Secara tidak langsung, dengan berdekatannya warung – warung tadi akan
membentuk sebuah hubungan timbal – balik atau simbiosis. Hubungan seperti ini
bisa kita
katakana sebagi simbiosis mutualisme yang mana
merupakan sebuah hubungan yang saling menguntungkan. Ketika pelanggan yang
hendak mencari dan membeli nasi goreng, bakso, soto atau nasi tempe penyet,
maka warung giras akan menyediakan minuman segar aneka rasa.
Muchid mungkin bisa dikatakan sebagai
pengusaha yang dengan tegas menerapkan sistem perekonomian yang berlandaskan
kekeluargaan. Muchid sendiri begitu anti dengan sistem kapitalis yang semakin
menjadikan individualisme semakin terlihat tajam. Pria yang dulu sempat
meneteskan air mata takkala rombong warungnya digusur oleh Satpol PP ini
menyadari betapa tidak mengenakkannya bila perekonomian itu tak terjalani
dengan nafas kekeluargaan yang penuh dengan hamburan kepedulian terhadap sesama.
Dalam praktiknya, Muchid dan karyawan – karyawannya begitu menaruh kepercayaan
terhadap orang – orang disekitarnya. Tak peduli dia pelanggan baru atau lama.

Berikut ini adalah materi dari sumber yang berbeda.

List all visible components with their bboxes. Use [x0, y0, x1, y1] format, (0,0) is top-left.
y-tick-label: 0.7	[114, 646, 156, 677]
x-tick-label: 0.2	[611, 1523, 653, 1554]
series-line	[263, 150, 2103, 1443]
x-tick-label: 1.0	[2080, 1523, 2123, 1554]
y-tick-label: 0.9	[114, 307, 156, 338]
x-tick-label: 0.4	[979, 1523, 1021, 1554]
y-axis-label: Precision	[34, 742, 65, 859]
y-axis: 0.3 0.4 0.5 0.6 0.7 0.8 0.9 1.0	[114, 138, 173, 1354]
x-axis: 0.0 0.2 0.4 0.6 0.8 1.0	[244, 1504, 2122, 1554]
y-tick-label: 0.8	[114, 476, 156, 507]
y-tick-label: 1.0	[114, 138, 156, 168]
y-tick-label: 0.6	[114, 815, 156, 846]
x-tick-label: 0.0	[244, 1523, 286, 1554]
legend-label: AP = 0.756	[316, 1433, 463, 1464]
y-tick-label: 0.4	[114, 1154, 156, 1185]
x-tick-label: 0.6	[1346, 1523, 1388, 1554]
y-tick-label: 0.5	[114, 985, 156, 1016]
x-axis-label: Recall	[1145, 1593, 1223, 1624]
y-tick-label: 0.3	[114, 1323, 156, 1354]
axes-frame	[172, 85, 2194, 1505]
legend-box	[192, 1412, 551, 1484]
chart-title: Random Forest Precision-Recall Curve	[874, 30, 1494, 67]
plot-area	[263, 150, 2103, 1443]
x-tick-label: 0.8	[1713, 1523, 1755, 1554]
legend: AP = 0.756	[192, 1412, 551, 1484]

Sehingga sangat jarang mereka untuk menghitung detail jumlah barang dagangan
yang dititipkan oleh orang – orang sekitarnya, Muchid dan karyawan –
karyawannya sangat percaya bahwa mereka adalah orang – orang yang dapat
dipercaya.
Warung giras binaan Muchid ini adalah bukti kesuksesan usaha masyarakat
kelas bawah yang sering kali dipandang sebelah mata. Manajemen yang
berlandaskan kekeluargaan ini sudah dibuktikan keampuhannya oleh Muchid yang
kini berpenghasilan sekitar Rp. 21.000.000 per – bulan dari usaha warung giras.
Kehidupan warung giras yang 24 jam non – stop kemudian dikombinasikan dengan
sistem manajemen berasaskan kekeluargaan, maka bukan hal yang mustahil usaha
warung giras yang identik dengan lingkungan kumuh ini akan senantiasa
berkembang dan bertahan. Bukan juga hal yang tidak mungkin jika dalam waktu
dekat, usaha warung giras akan dilirik banyak investor. Bagi warung – warung
kopi atau para pengusaha muda maupun tua, tirulah ketulusan Cak Muchid!. Warung giras is never dies!